The body’s inability to use insulin normally during the development of type 2 diabetes is caused by excess sugar in the liver, according to a study claiming to settle a long-standing scientific dispute.
A controversial debate about whether sugar lies behind type 2 diabetes exists, with some researchers suggesting it has not contributed to a major rise in the condition across the world.
But now a new study published in the Journal of Clinical Investigation is claiming insulin resistance could be caused by a process triggered by excess sugar in the liver.
Researchers from Duke University say this is because of a metabolic process involving a molecular factor known as carbohydrate-responsive element-binding protein, or ChREBP.
The protein is found in several organs and, in the liver, is triggered by excess consumption of a form of sugar called fructose, which is found naturally in fruit and added artificially to a growing number of processed foods and drinks.

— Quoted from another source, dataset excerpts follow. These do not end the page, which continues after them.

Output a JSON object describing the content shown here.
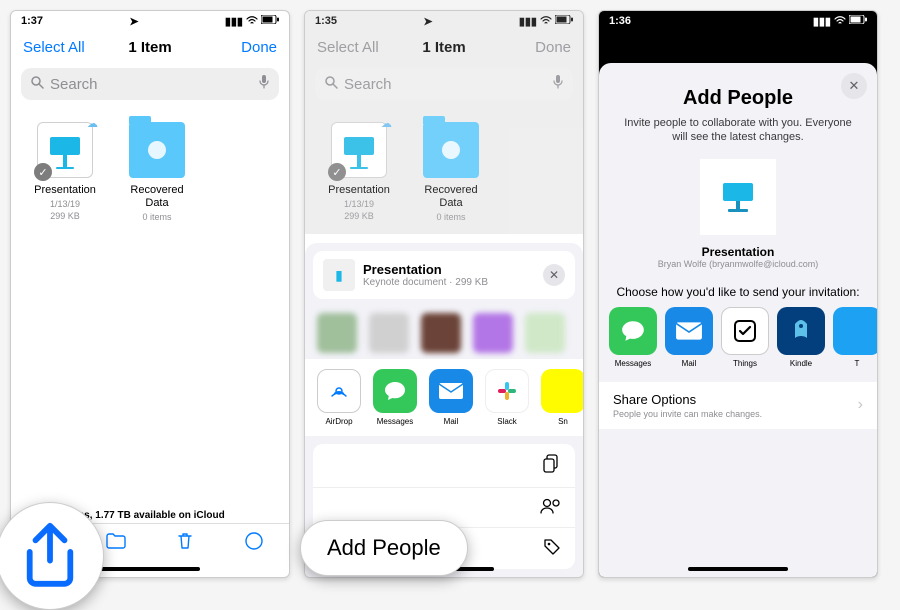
{
  "panel1": {
    "time": "1:37",
    "nav": {
      "left": "Select All",
      "center": "1 Item",
      "right": "Done"
    },
    "search_placeholder": "Search",
    "items": [
      {
        "name": "Presentation",
        "date": "1/13/19",
        "size": "299 KB"
      },
      {
        "name": "Recovered Data",
        "meta": "0 items"
      }
    ],
    "footer": "ms, 1.77 TB available on iCloud"
  },
  "panel2": {
    "time": "1:35",
    "nav": {
      "left": "Select All",
      "center": "1 Item",
      "right": "Done"
    },
    "search_placeholder": "Search",
    "items": [
      {
        "name": "Presentation",
        "date": "1/13/19",
        "size": "299 KB"
      },
      {
        "name": "Recovered Data",
        "meta": "0 items"
      }
    ],
    "share": {
      "title": "Presentation",
      "subtitle": "Keynote document · 299 KB",
      "apps": [
        {
          "label": "AirDrop"
        },
        {
          "label": "Messages"
        },
        {
          "label": "Mail"
        },
        {
          "label": "Slack"
        },
        {
          "label": "Sn"
        }
      ],
      "actions": [
        "",
        "",
        ""
      ]
    }
  },
  "panel3": {
    "time": "1:36",
    "title": "Add People",
    "desc": "Invite people to collaborate with you. Everyone will see the latest changes.",
    "doc": {
      "name": "Presentation",
      "owner": "Bryan Wolfe (bryanmwolfe@icloud.com)"
    },
    "prompt": "Choose how you'd like to send your invitation:",
    "apps": [
      "Messages",
      "Mail",
      "Things",
      "Kindle",
      "T"
    ],
    "share_options": {
      "title": "Share Options",
      "sub": "People you invite can make changes."
    }
  },
  "callouts": {
    "pill": "Add People"
  }
}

Fructose initiates a process that causes the liver to keep making glucose and raising blood glucose levels, even as insulin tries to keep glucose production in check, the researchers discovered.
Lead researcher Dr Mark Herma, Duke University School of Medicine, said: “There is still significant controversy as to whether sugar consumption is a major contributor to the development of diabetes.
“Some investigators contend that commonly consumed amounts of sugar do not contribute to this epidemic. While others are convinced that excessive sugar ingestion is a major cause. This paper reveals a specific mechanism by which consuming fructose in large amounts, such as in soda, can cause problems.”
“For the past several decades, investigators have suggested that there must be a problem in the way the liver senses insulin, and that is why insulin-resistant people make too much glucose.
“We found that no matter how much insulin the pancreas made, it couldn’t override the processes started by this protein, ChREBP, to stimulate glucose production. This would ultimately cause blood sugar and insulin levels to increase, which over time can lead to insulin resistance elsewhere in the body.”
Dr Herman and colleagues studied mice during this four-year investigatio, genetically altering their liver insulin signaling pathways to prevent them from producing glucose.
They found that the mice that ate fructose triggered ChREBP-related processes in the liver produced glucose despite contrary insulin signals.
High-fructose diets can cause multiple metabolic problems in humans and animals such as insulin resistance and fatty liver disease, previous studies have reported.
As people with insulin resistance also have fatty liver disease, researchers have suggested that fructose-induced fatty liver leads causes to insulin resistance and type 2 diabetes.
Benedict Jephcote, Head of Education at, said: “It’s possible that high fructose consumption is part of the part of the problem. You can reduce your fructose intake by cutting out fruit juices and fizzy drinks, and keeping processed food to a minimum. Eating whole fruit is fine as long as you stick to low-to-moderate amounts of it.”
“Whilst fructose can be part of the problem, it is not the only part and therefore it’s important to ensure you have a good diet all-round.”